De Waddenzee is ontstaan uit een dynamische dans van weer, wind en water. Maar dat proces van vele millennia kreeg meer dan eens een stevige duw van zware overstromingen. Niet in het minst door de inspanningen van de bewoners van de Waddenkust, die zulke catastrofes juist probeerden te voorkomen.

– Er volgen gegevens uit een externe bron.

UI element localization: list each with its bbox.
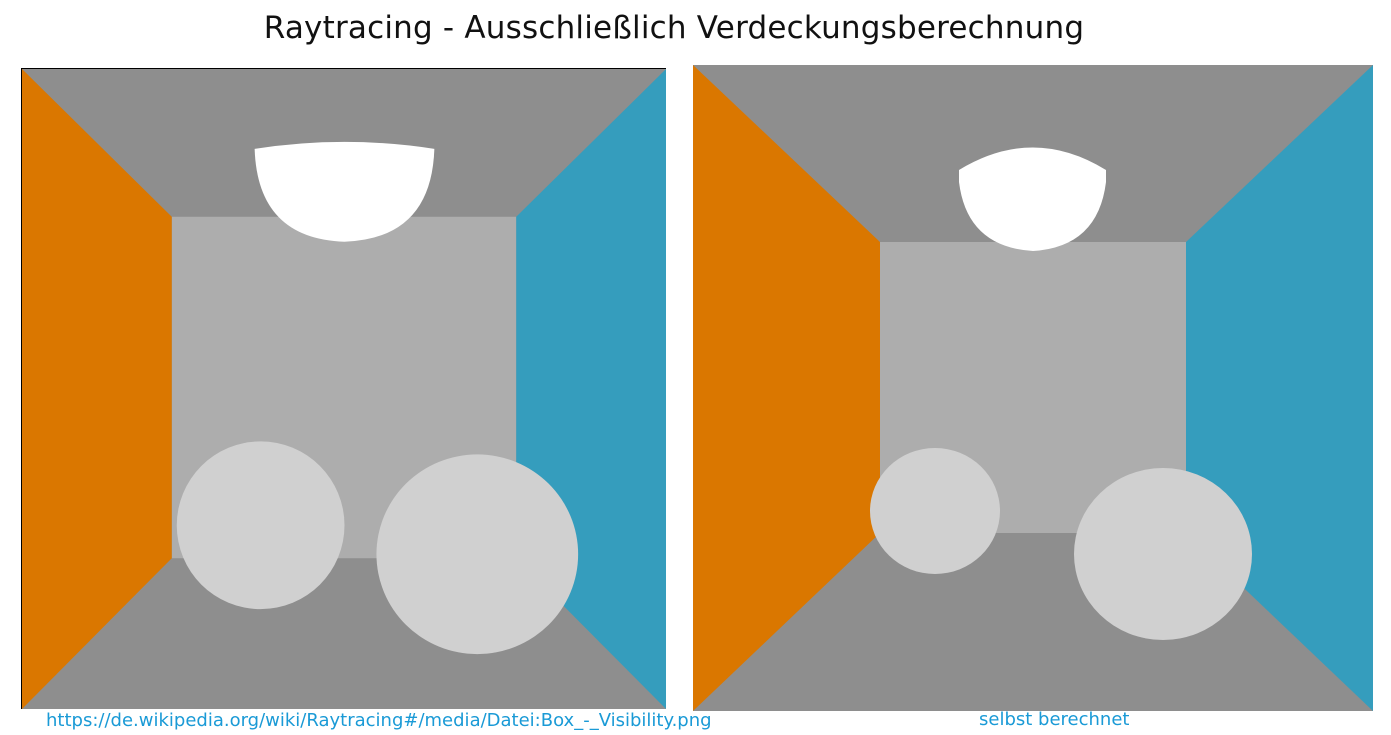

Wat nu de Waddenzee is, heeft zijn oorsprong meer dan 10.000 jaar geleden. Het landijs, dat in de laatste ijstijd was neergelegd, smolt en de zeespiegel steeg. Toen duizenden jaren later die zeespiegelstijging vertraagde, ontstond in Noord-Nederland een dynamisch landschap met zandbanken, slikken en kwelders. Door golven en getijden ontstonden strandwallen en duinen die het gebied afschermden. Daarachter ontwikkelde zich een ondiep waddengebied, waar water en wind hun gang konden gaan. Dat veranderde toen mensen het gebied gingen bewonen.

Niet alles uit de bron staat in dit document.